Fallimento ed altre procedure concorsuali - Fallimento - Apertura (dichiarazione) di fallimento - Procedimento - Audizione dell'imprenditore - Notificazione del ricorso e del decreto di convocazione - Necessità - Negligenza nella condotta del debitore irreperibile - Rilevanza - Esclusione - Formalità - Notificazione - Derogabilità - Presupposti.


Nel procedimento per la dichiarazione di fallimento, l'avvenuta procedimentalizzazione del giudizio e delle attività di trattazione ed istruttoria, a seguito della riforma di cui al d.lgs. n. 5 del 2006 e del d.lgs. n. 169 del 2007, implica che la notificazione al debitore del ricorso e del decreto di convocazione all'udienza (come previsto dalla nuova formulazione dell'art. 15, terzo comma, legge fall.) sia la regola anche quando il debitore si sia sottratto volontariamente o per colpevole negligenza al procedimento, rendendosi irreperibile; il quinto comma dell'articolo citato permette tuttavia, con una previsione analoga a quella di cui all'art. 151 cod. proc. civ., che il presidente del tribunale, in sede di abbreviazione dei termini per la notifica e per le memorie, possa disporre che il ricorso ed il decreto predetti, se ricorrono particolari ragioni di urgenza, siano portati a conoscenza delle parti con ogni mezzo idoneo, omessa ogni formalità non indispensabile alla conoscibilità degli stessi. Ne consegue che è valida la comunicazione al debitore del decreto di convocazione avvenuta, come ordinato con specifico provvedimento del presidente del tribunale, per il tramite di un ufficiale di polizia giudiziaria, e non nelle forme della notifica di cui agli artt. 136 e s. cod. proc. civ.. (massima ufficiale) 

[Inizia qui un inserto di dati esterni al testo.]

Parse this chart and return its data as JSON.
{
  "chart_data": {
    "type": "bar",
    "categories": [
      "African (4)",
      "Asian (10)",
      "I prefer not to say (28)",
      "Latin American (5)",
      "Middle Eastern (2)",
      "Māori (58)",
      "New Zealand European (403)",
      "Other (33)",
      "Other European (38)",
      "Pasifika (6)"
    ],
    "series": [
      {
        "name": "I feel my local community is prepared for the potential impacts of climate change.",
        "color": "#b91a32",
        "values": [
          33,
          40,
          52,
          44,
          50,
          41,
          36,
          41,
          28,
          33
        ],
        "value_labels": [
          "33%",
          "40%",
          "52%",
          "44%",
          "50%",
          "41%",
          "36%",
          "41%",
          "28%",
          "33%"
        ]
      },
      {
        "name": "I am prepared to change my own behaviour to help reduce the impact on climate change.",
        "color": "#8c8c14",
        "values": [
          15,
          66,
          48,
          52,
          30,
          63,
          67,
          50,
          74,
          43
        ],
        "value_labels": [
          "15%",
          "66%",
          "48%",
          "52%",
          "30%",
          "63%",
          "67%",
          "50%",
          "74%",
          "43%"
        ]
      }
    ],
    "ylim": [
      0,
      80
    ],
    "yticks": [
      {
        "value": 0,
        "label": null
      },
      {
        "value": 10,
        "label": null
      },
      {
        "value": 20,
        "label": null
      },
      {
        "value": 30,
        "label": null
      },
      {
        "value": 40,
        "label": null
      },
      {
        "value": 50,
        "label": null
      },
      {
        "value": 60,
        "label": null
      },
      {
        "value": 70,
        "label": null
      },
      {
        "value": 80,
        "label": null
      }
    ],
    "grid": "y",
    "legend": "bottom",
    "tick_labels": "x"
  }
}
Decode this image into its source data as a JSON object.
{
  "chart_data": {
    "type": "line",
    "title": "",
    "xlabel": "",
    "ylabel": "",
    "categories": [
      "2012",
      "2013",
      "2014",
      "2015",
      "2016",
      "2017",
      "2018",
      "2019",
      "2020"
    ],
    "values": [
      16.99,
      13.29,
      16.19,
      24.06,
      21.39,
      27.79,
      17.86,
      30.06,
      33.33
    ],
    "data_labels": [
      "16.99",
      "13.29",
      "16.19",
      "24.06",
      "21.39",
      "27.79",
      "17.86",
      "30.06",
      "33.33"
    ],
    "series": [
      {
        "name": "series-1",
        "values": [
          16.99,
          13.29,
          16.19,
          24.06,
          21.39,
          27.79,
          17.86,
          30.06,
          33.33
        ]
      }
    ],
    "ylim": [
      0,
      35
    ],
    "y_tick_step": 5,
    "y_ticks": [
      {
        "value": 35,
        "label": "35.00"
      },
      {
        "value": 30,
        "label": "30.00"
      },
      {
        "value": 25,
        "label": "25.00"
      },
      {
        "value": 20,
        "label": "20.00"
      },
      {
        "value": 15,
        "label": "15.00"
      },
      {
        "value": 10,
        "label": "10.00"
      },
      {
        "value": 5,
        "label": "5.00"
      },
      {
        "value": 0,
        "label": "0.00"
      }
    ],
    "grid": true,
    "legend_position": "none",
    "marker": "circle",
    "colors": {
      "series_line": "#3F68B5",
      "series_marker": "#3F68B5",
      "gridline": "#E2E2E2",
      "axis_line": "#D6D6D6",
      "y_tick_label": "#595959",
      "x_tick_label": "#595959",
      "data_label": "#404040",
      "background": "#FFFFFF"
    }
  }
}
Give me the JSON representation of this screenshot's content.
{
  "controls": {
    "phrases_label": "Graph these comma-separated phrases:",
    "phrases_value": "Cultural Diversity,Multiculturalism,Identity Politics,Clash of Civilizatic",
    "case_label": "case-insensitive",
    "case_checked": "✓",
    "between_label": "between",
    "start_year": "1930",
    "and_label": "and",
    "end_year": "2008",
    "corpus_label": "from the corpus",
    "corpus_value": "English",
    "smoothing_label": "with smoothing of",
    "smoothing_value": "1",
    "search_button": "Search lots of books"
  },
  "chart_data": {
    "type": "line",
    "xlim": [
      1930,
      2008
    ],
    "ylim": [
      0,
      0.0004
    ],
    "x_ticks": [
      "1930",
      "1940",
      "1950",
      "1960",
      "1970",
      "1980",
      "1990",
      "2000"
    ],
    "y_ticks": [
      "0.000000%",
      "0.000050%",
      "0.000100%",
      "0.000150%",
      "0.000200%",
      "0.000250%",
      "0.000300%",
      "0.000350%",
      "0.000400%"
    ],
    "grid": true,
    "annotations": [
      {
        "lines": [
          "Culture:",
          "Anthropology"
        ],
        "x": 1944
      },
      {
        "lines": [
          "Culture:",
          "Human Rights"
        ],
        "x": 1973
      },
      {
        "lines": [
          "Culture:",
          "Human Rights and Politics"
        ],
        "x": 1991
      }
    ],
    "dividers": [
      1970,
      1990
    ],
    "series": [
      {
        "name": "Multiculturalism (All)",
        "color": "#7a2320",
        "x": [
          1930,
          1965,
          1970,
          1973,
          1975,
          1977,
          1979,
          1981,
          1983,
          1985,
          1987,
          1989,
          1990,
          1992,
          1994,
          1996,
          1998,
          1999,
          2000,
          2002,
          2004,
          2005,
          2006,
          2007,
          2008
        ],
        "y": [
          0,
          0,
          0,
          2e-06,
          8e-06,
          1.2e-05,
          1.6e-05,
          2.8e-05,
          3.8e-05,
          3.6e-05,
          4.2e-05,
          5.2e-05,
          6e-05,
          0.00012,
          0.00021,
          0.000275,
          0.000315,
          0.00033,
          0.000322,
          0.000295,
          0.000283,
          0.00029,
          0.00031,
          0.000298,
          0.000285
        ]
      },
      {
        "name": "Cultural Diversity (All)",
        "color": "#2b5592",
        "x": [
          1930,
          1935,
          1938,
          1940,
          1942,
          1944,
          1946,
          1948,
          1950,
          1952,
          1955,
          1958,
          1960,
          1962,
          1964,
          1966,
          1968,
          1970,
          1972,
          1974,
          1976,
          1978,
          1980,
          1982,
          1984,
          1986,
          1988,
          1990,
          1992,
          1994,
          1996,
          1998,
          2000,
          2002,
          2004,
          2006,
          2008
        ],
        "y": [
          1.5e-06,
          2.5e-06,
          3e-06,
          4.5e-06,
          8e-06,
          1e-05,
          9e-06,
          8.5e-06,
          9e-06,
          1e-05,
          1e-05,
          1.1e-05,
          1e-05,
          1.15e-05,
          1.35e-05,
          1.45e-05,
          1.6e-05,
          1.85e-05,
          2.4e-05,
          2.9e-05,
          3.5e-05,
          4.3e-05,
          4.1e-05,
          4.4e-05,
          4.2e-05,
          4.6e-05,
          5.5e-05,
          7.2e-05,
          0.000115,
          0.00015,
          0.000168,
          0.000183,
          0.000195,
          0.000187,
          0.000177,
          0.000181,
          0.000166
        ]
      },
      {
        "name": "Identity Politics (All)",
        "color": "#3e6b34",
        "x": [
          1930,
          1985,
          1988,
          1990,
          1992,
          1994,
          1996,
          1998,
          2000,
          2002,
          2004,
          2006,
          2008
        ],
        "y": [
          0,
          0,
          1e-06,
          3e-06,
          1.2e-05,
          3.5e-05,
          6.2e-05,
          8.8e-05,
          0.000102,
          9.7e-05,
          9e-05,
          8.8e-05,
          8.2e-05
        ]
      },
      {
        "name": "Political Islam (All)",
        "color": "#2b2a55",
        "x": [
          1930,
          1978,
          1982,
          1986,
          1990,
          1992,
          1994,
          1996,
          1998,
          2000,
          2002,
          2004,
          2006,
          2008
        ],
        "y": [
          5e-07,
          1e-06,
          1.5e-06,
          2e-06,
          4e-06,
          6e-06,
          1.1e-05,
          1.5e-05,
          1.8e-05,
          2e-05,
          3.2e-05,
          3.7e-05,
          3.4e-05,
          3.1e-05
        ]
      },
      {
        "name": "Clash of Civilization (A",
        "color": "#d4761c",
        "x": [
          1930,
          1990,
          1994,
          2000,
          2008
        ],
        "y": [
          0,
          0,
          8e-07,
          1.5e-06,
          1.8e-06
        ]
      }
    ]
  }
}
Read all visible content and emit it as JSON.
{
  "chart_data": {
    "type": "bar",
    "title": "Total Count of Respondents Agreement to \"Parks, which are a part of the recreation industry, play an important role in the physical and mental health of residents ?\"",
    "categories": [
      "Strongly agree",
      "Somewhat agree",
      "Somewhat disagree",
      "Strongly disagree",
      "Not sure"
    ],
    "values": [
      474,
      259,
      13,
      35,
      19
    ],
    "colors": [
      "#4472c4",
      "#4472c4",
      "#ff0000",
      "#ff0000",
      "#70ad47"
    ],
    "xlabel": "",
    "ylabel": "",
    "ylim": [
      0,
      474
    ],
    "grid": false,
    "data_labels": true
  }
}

Massimario, art. 15 l. fall.

REPUBBLICA ITALIANA
IN NOME DEL POPOLO ITALIANO
LA CORTE SUPREMA DI CASSAZIONE
SEZIONE PRIMA

Composta dagli Ill.mi Sigg.ri Magistrati:
Dott. PROTO Vincenzo - Presidente -
Dott. FIORETTI Francesco Maria - Consigliere -
Dott. RORDORF Renato - Consigliere -
Dott. ZANICHELLI Vittorio - rel. Consigliere -
Dott. RAGONESI Vittorio - Consigliere -
ha pronunciato la seguente:

SENTENZA
sul ricorso proposto da:
FRANCESCANGELI Alberto, in proprio e quale liquidatore e socio accomandatario della COMFO di FRANCESCANGELI ALBERTO & C. s.a.s., rappresentato e difeso dagli Avv.ti Jaselli Orsola e Capè Paolo, come da procura a margine del ricorso;
- ricorrenti -
contro
INTERBANCA s.p.a., con domicilio eletto in Roma, via Faà di Bruno n. 79, presso l'Avv. Gargiulo Marcello che la rappresenta e difende come procura a margine del controricorso;
- controricorrente -
e contro
BANCA ANTONVENETA s.p.a., con domicilio eletto in Roma, via Bruno Buozzi n. 68, presso l'Avv. Gagliardini Alessandro che la rappresenta e difende come procura in calce al controricorso;
- controricorrente -
e contro
BANCA POPOLARE DI BERGAMO s.p.a., con domicilio eletto in Roma, Lungotevere Arnaldo da Brescia n. 9, presso l'Avv. Paolini Vittoria che la rappresenta e difende unitamente all'Avv. Bissi Aldo, come procura a margine del controricorso;
- controricorrente -
e contro
COMFO di FRANCESCANGELI ALBERTO & c. s.a.s. fallita;
- intimata -
per la Cassazione della sentenza della Corte d'appello di Milano n. 2124/08 depositata il 2 luglio 2008;
Udita la relazione della causa svolta nella pubblica udienza del giorno 8 ottobre 2010 dal Consigliere relatore Dott. Vittorio Zanichelli;
uditi gli Avv.ti Capè Paolo Maria e Jaselli Orsola per i ricorrenti e gli Avv.ti Gargiulo Marcello Antonio, Bissi Aldo e Gagliardini Alessandro per i contro ricorrenti;
sentite le richieste del P.M., in persona del Sostituto Procuratore Generale Dott. Sorrentino Federico, che ha concluso per il rigetto del ricorso.
SVOLGIMENTO DEL PROCESSO
FRANCESCANGELI Alberto, in proprio e quale liquidatore e socio accomandatario della COMFO di FRANCESCANGELI ALBERTO & C. s.a.s., dichiarati falliti dal Tribunale di Milano con sentenza del 12.3.2008, ricorrono per la Cassazione della sentenza della Corte d'appello di Milano che ha rigettato il loro appello avverso la sentenza dichiarativa del fallimento motivato con la nullità della stessa per violazione del contraddittorio.
A sostegno dell'impugnazione propongono quattro motivi con i quali si censura la sentenza per avere, rispettivamente, omesso di considerare la nullità della convocazione dell'accomandatario effettuata presso una residenza anagrafica non più attuale nonostante l'avvenuta pubblicizzazione della modifica; per avere erroneamente presunto che il trasferimento fosse fittizio; per avere omesso di considerare la nullità della notificazione non effettuata nelle forme dell'art. 136 c.p.c., e segg.; per difetto di motivazione in ordine alla dedotta negligente condotta dell'ufficiale di PG che aveva effettuato la comunicazione.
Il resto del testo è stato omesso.